BIGQUERY LEARNING

Welcome to our BigQuery Learning Hub!
In this beginner-friendly guide, we'll delve into BigQuery and its tools for querying and analyzing data, perfect for those starting out or seeking to enhance their expertise.

Your Free One-Stop Guide to Mastering BigQuery.

What is BigQuery

Google BigQuery is a part of the Google Cloud Platform that offers an on-demand data warehouse service. It enables you to upload organized data into tables and leverage Google's cloud infrastructure to swiftly analyze vast amounts of data rows within seconds.

Start with Free BigQuery Tutorial

Before you Begin

In this guide, we'll be accessing tables within a publicly available dataset provided by Google to explore BigQuery via the Google Cloud Platform. Hence, it's assumed that:

You have access to the Google Could Platform

You have already created a Google Cloud project.

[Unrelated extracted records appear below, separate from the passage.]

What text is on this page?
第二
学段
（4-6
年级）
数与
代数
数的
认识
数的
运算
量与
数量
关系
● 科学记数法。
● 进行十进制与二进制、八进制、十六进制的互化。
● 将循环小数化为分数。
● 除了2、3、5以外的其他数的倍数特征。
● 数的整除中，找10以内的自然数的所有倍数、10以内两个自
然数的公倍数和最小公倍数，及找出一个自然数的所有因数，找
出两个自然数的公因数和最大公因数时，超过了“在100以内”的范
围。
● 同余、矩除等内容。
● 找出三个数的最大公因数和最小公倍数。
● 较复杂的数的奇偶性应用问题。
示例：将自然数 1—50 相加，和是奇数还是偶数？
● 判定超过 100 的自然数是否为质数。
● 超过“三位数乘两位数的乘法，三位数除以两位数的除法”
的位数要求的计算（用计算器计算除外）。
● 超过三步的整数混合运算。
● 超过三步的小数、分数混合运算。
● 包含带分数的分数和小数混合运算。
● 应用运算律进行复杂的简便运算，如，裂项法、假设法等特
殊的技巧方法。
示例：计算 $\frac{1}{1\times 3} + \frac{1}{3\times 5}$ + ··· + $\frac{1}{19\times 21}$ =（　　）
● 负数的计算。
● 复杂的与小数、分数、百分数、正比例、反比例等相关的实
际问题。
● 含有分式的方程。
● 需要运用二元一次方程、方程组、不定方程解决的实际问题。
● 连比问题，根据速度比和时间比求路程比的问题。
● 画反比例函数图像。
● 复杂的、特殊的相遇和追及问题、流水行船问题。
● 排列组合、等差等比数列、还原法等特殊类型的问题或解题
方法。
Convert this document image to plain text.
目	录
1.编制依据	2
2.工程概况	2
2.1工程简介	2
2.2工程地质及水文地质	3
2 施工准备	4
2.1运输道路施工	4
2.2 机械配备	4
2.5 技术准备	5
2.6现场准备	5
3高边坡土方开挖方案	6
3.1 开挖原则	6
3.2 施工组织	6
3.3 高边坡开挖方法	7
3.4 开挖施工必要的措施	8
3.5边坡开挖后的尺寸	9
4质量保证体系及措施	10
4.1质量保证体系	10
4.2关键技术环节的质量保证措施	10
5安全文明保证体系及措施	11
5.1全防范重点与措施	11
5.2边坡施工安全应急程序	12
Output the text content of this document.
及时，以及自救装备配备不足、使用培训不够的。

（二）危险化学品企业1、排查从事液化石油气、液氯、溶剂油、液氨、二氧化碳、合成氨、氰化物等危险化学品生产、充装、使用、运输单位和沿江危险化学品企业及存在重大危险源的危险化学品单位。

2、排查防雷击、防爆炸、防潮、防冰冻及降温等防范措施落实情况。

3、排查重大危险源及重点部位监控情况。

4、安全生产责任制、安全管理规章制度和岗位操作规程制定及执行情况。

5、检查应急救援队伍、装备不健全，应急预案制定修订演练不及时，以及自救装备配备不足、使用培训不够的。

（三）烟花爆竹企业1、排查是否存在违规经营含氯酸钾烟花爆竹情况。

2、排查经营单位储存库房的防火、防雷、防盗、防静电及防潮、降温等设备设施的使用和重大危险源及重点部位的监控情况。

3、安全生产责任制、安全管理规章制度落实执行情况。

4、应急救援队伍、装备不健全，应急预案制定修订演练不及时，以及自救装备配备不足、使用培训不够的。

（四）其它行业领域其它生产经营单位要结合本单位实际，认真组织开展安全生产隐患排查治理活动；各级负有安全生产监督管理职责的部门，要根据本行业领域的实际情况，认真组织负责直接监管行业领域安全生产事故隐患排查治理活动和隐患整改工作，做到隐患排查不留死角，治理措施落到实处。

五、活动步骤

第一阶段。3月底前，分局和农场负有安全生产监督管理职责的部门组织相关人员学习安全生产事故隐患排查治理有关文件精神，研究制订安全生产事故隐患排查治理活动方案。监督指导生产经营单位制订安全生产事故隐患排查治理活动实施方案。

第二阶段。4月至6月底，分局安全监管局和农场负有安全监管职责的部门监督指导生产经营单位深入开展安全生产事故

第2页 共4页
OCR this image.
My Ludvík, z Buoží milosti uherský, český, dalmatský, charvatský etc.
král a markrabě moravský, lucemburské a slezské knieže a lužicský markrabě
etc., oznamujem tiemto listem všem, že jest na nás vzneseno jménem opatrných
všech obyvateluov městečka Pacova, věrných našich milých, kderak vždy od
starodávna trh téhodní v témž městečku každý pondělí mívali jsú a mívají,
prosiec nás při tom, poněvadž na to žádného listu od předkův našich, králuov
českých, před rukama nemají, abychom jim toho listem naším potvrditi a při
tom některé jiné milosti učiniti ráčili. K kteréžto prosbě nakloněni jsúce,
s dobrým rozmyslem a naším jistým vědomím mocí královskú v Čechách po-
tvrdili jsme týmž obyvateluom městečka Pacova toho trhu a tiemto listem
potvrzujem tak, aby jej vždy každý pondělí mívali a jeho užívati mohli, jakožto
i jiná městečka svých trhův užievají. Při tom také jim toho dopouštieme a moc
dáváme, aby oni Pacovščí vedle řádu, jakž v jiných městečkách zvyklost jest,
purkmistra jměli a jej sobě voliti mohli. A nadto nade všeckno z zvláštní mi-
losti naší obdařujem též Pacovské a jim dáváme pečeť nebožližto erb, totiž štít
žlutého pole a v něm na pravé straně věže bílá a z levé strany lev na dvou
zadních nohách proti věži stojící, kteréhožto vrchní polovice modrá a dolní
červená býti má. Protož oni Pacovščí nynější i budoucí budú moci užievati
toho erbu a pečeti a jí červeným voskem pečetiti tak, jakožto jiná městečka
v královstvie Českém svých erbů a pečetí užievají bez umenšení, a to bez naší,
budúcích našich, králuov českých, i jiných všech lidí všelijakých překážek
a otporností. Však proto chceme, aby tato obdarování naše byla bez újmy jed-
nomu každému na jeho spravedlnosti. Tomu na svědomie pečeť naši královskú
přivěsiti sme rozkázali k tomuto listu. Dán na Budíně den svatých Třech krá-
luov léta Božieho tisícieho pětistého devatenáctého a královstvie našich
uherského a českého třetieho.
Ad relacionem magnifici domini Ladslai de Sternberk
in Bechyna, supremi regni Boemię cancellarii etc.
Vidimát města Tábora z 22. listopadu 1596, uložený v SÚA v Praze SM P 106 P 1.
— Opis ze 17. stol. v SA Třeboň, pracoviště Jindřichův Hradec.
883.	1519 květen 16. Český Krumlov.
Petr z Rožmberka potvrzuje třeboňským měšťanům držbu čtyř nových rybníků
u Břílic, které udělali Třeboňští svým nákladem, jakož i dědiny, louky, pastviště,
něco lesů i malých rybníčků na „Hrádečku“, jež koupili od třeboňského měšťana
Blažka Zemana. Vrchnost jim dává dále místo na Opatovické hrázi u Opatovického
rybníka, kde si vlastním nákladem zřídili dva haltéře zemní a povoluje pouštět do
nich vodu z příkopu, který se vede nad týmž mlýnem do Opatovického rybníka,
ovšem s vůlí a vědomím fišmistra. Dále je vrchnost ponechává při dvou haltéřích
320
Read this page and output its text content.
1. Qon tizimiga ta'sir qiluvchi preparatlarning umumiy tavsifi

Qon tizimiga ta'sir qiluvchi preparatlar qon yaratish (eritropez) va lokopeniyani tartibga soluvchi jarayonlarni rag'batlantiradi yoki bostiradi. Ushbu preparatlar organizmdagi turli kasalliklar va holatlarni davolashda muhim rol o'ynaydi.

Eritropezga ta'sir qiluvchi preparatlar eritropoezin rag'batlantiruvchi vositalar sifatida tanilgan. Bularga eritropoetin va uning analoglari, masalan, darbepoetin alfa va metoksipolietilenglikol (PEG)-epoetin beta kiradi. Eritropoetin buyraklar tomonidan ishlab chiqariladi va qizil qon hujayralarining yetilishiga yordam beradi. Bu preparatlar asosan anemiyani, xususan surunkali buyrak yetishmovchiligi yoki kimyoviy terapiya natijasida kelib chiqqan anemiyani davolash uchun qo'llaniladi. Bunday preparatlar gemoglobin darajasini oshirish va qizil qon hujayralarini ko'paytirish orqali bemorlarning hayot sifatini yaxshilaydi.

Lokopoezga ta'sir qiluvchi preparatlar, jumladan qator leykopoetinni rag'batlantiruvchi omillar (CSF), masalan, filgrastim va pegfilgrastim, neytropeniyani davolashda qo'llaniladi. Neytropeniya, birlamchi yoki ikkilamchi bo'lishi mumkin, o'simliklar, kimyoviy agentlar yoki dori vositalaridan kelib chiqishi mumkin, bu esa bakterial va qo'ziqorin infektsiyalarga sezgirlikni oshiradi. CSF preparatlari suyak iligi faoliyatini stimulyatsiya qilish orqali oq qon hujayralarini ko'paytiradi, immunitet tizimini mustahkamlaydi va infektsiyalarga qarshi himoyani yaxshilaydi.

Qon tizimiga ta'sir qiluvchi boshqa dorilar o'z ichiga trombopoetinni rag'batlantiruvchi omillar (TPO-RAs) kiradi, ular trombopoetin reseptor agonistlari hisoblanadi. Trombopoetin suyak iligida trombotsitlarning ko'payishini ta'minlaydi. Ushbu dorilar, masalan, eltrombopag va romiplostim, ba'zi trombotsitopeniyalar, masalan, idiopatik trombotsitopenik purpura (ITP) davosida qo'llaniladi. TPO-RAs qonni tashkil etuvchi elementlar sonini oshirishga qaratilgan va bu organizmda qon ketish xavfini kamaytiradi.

Google sandbox environment is up and running

About the Instructor

Introducing Alexander Junke: a data expert with over seven years of hands-on experience in Data Engineering and Analytics. Equipped with a wealth of SQL and a mastery of Google Tag Manager, Alex is your go-to guru for navigating the intricate world of data. With a talent for transforming complex datasets into actionable insights, he's your trusted guide on the journey to data-driven success.

About the Course

Understanding data is paramount for anyone seeking insights into their business or any analytical endeavor. As data scales, so does the need for robust tools to handle it efficiently.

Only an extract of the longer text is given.